Valerian root has been used for centuries to treat insomnia and anxiety. Some studies suggest it can help improve sleep quality and reduce the time it takes to fall asleep.

2. Chamomile

Chamomile is well-known for its calming effects and is often consumed as a tea before bedtime. It contains an antioxidant called apigenin, which may help induce sleep.

3. Lavender

Lavender, particularly in the form of essential oil, has been shown to improve sleep quality. Aromatherapy with lavender oil is often used to promote relaxation and ease insomnia.

4. Passionflower

Passionflower is believed to have calming effects and has been used to treat anxiety and sleep disorders. Some studies suggest it may help improve sleep quality.

5. Lemon Balm

Lemon balm is a member of the mint family and has traditionally been used to reduce stress and improve sleep. It can be consumed as tea or taken as a supplement.

6. Ashwagandha

Ashwagandha is an adaptogen, a natural substance, used in traditional medicine systems, such as Ayurveda and Traditional Chinese Medicine. Ashwagandha is known for its stress-reducing properties, and some studies indicate it may help improve sleep quality and reduce insomnia.

7. Magnolia Bark

Magnolia bark has been used in traditional medicine for its sedative and anxiety-reducing effects. Some research suggests it may help improve sleep quality.

A Note of Caution

Be wary of anyone selling a “natural menopause sleep aid” or touting that they have the “best supplement for menopause.” Amberen and Estroven are two of the larger companies promoting these products, and they are not cheap! Here is a list of ingredients from Amberen’s Advanced Perimenopause Relief Formula:

Vitamin E (as D-α Tocopheryl Acetate), Vitamin B1 (from Thiamine Mononitrate), Vitamin B2 (Riboflavin), Vitamin B6 (from Pyridoxine HCl), Vitamin B9 (from Folic Acid), Vitamin B12 (as Methylcobalamin), Amberen Perimenopause Proprietary Compound (Ammonium Succinate, Disodium Fumarate, Calcium Disuccinate, Monosodium L-Glutamate, Glycine, Magnesium Disuccinate, Zinc Difumarate), Gelatin, White Rice Flour, Magnesium Stearate, Silicon Dioxide, Titanium Dioxide, FD&C Red 40, FD&C Blue 1, FD&C Red 3, Water.

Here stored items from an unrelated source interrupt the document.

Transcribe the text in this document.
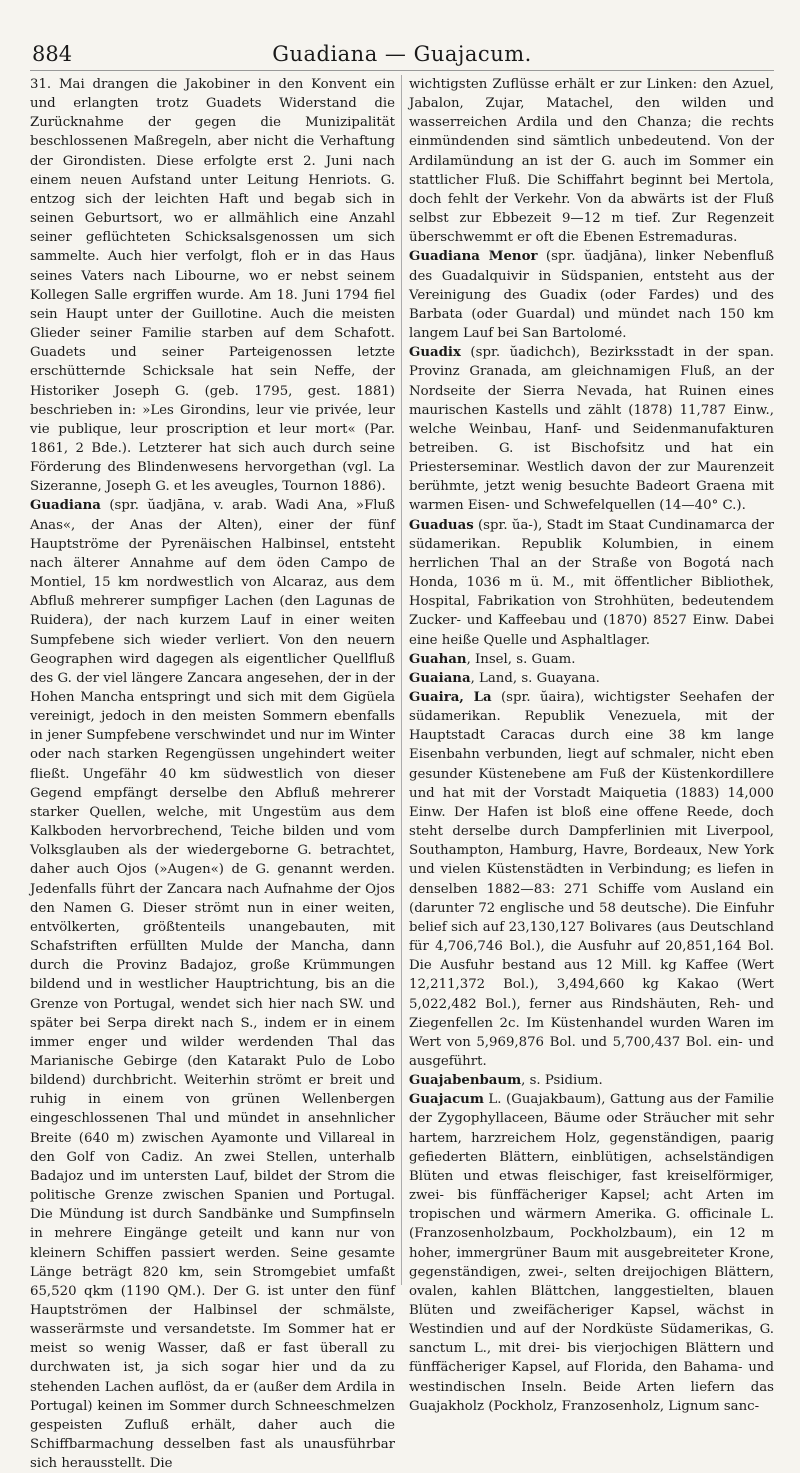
884	Guadiana — Guajacum.

31. Mai drangen die Jakobiner in den Konvent ein und erlangten trotz Guadets Widerstand die Zurücknahme der gegen die Munizipalität beschlossenen Maßregeln, aber nicht die Verhaftung der Girondisten. Diese erfolgte erst 2. Juni nach einem neuen Aufstand unter Leitung Henriots. G. entzog sich der leichten Haft und begab sich in seinen Geburtsort, wo er allmählich eine Anzahl seiner geflüchteten Schicksalsgenossen um sich sammelte. Auch hier verfolgt, floh er in das Haus seines Vaters nach Libourne, wo er nebst seinem Kollegen Salle ergriffen wurde. Am 18. Juni 1794 fiel sein Haupt unter der Guillotine. Auch die meisten Glieder seiner Familie starben auf dem Schafott. Guadets und seiner Parteigenossen letzte erschütternde Schicksale hat sein Neffe, der Historiker Joseph G. (geb. 1795, gest. 1881) beschrieben in: »Les Girondins, leur vie privée, leur vie publique, leur proscription et leur mort« (Par. 1861, 2 Bde.). Letzterer hat sich auch durch seine Förderung des Blindenwesens hervorgethan (vgl. La Sizeranne, Joseph G. et les aveugles, Tournon 1886).

Guadiana (spr. ŭadjāna, v. arab. Wadi Ana, »Fluß Anas«, der Anas der Alten), einer der fünf Hauptströme der Pyrenäischen Halbinsel, entsteht nach älterer Annahme auf dem öden Campo de Montiel, 15 km nordwestlich von Alcaraz, aus dem Abfluß mehrerer sumpfiger Lachen (den Lagunas de Ruidera), der nach kurzem Lauf in einer weiten Sumpfebene sich wieder verliert. Von den neuern Geographen wird dagegen als eigentlicher Quellfluß des G. der viel längere Zancara angesehen, der in der Hohen Mancha entspringt und sich mit dem Gigüela vereinigt, jedoch in den meisten Sommern ebenfalls in jener Sumpfebene verschwindet und nur im Winter oder nach starken Regengüssen ungehindert weiter fließt. Ungefähr 40 km südwestlich von dieser Gegend empfängt derselbe den Abfluß mehrerer starker Quellen, welche, mit Ungestüm aus dem Kalkboden hervorbrechend, Teiche bilden und vom Volksglauben als der wiedergeborne G. betrachtet, daher auch Ojos (»Augen«) de G. genannt werden. Jedenfalls führt der Zancara nach Aufnahme der Ojos den Namen G. Dieser strömt nun in einer weiten, entvölkerten, größtenteils unangebauten, mit Schafstriften erfüllten Mulde der Mancha, dann durch die Provinz Badajoz, große Krümmungen bildend und in westlicher Hauptrichtung, bis an die Grenze von Portugal, wendet sich hier nach SW. und später bei Serpa direkt nach S., indem er in einem immer enger und wilder werdenden Thal das Marianische Gebirge (den Katarakt Pulo de Lobo bildend) durchbricht. Weiterhin strömt er breit und ruhig in einem von grünen Wellenbergen eingeschlossenen Thal und mündet in ansehnlicher Breite (640 m) zwischen Ayamonte und Villareal in den Golf von Cadiz. An zwei Stellen, unterhalb Badajoz und im untersten Lauf, bildet der Strom die politische Grenze zwischen Spanien und Portugal. Die Mündung ist durch Sandbänke und Sumpfinseln in mehrere Eingänge geteilt und kann nur von kleinern Schiffen passiert werden. Seine gesamte Länge beträgt 820 km, sein Stromgebiet umfaßt 65,520 qkm (1190 QM.). Der G. ist unter den fünf Hauptströmen der Halbinsel der schmälste, wasserärmste und versandetste. Im Sommer hat er meist so wenig Wasser, daß er fast überall zu durchwaten ist, ja sich sogar hier und da zu stehenden Lachen auflöst, da er (außer dem Ardila in Portugal) keinen im Sommer durch Schneeschmelzen gespeisten Zufluß erhält, daher auch die Schiffbarmachung desselben fast als unausführbar sich herausstellt. Die

wichtigsten Zuflüsse erhält er zur Linken: den Azuel, Jabalon, Zujar, Matachel, den wilden und wasserreichen Ardila und den Chanza; die rechts einmündenden sind sämtlich unbedeutend. Von der Ardilamündung an ist der G. auch im Sommer ein stattlicher Fluß. Die Schiffahrt beginnt bei Mertola, doch fehlt der Verkehr. Von da abwärts ist der Fluß selbst zur Ebbezeit 9—12 m tief. Zur Regenzeit überschwemmt er oft die Ebenen Estremaduras.

Guadiana Menor (spr. ŭadjāna), linker Nebenfluß des Guadalquivir in Südspanien, entsteht aus der Vereinigung des Guadix (oder Fardes) und des Barbata (oder Guardal) und mündet nach 150 km langem Lauf bei San Bartolomé.

Guadix (spr. ŭadichch), Bezirksstadt in der span. Provinz Granada, am gleichnamigen Fluß, an der Nordseite der Sierra Nevada, hat Ruinen eines maurischen Kastells und zählt (1878) 11,787 Einw., welche Weinbau, Hanf- und Seidenmanufakturen betreiben. G. ist Bischofsitz und hat ein Priesterseminar. Westlich davon der zur Maurenzeit berühmte, jetzt wenig besuchte Badeort Graena mit warmen Eisen- und Schwefelquellen (14—40° C.).

Guaduas (spr. ŭa-), Stadt im Staat Cundinamarca der südamerikan. Republik Kolumbien, in einem herrlichen Thal an der Straße von Bogotá nach Honda, 1036 m ü. M., mit öffentlicher Bibliothek, Hospital, Fabrikation von Strohhüten, bedeutendem Zucker- und Kaffeebau und (1870) 8527 Einw. Dabei eine heiße Quelle und Asphaltlager.

Guahan, Insel, s. Guam.

Guaiana, Land, s. Guayana.

Guaira, La (spr. ŭaira), wichtigster Seehafen der südamerikan. Republik Venezuela, mit der Hauptstadt Caracas durch eine 38 km lange Eisenbahn verbunden, liegt auf schmaler, nicht eben gesunder Küstenebene am Fuß der Küstenkordillere und hat mit der Vorstadt Maiquetia (1883) 14,000 Einw. Der Hafen ist bloß eine offene Reede, doch steht derselbe durch Dampferlinien mit Liverpool, Southampton, Hamburg, Havre, Bordeaux, New York und vielen Küstenstädten in Verbindung; es liefen in denselben 1882—83: 271 Schiffe vom Ausland ein (darunter 72 englische und 58 deutsche). Die Einfuhr belief sich auf 23,130,127 Bolivares (aus Deutschland für 4,706,746 Bol.), die Ausfuhr auf 20,851,164 Bol. Die Ausfuhr bestand aus 12 Mill. kg Kaffee (Wert 12,211,372 Bol.), 3,494,660 kg Kakao (Wert 5,022,482 Bol.), ferner aus Rindshäuten, Reh- und Ziegenfellen 2c. Im Küstenhandel wurden Waren im Wert von 5,969,876 Bol. und 5,700,437 Bol. ein- und ausgeführt.

Guajabenbaum, s. Psidium.

Guajacum L. (Guajakbaum), Gattung aus der Familie der Zygophyllaceen, Bäume oder Sträucher mit sehr hartem, harzreichem Holz, gegenständigen, paarig gefiederten Blättern, einblütigen, achselständigen Blüten und etwas fleischiger, fast kreiselförmiger, zwei- bis fünffächeriger Kapsel; acht Arten im tropischen und wärmern Amerika. G. officinale L. (Franzosenholzbaum, Pockholzbaum), ein 12 m hoher, immergrüner Baum mit ausgebreiteter Krone, gegenständigen, zwei-, selten dreijochigen Blättern, ovalen, kahlen Blättchen, langgestielten, blauen Blüten und zweifächeriger Kapsel, wächst in Westindien und auf der Nordküste Südamerikas, G. sanctum L., mit drei- bis vierjochigen Blättern und fünffächeriger Kapsel, auf Florida, den Bahama- und westindischen Inseln. Beide Arten liefern das Guajakholz (Pockholz, Franzosenholz, Lignum sanc-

These types of supplements are a hard pass for me.

General Considerations and Risks

While these supplements and herbal remedies may help promote better sleep, their effectiveness can vary from person to person.

Some individuals may experience allergic reactions to certain herbs and supplement ingredients.

Supplements are not regulated, which can lead to variations in quality and purity.

Supplements and herbal remedies can have adverse interactions with one another, and with prescription and over-the-counter medications, potentially leading to dangerous effects.

Supplements are not suitable for everyone. Children, pregnant or breastfeeding women, individuals with certain health conditions, and those undergoing surgery should use caution and consult with a healthcare provider before using any supplements or herbal remedies.

Before starting any supplement or herbal remedy, it's crucial to consult with a healthcare provider to discuss potential risks, benefits, and interactions with other medications or health conditions.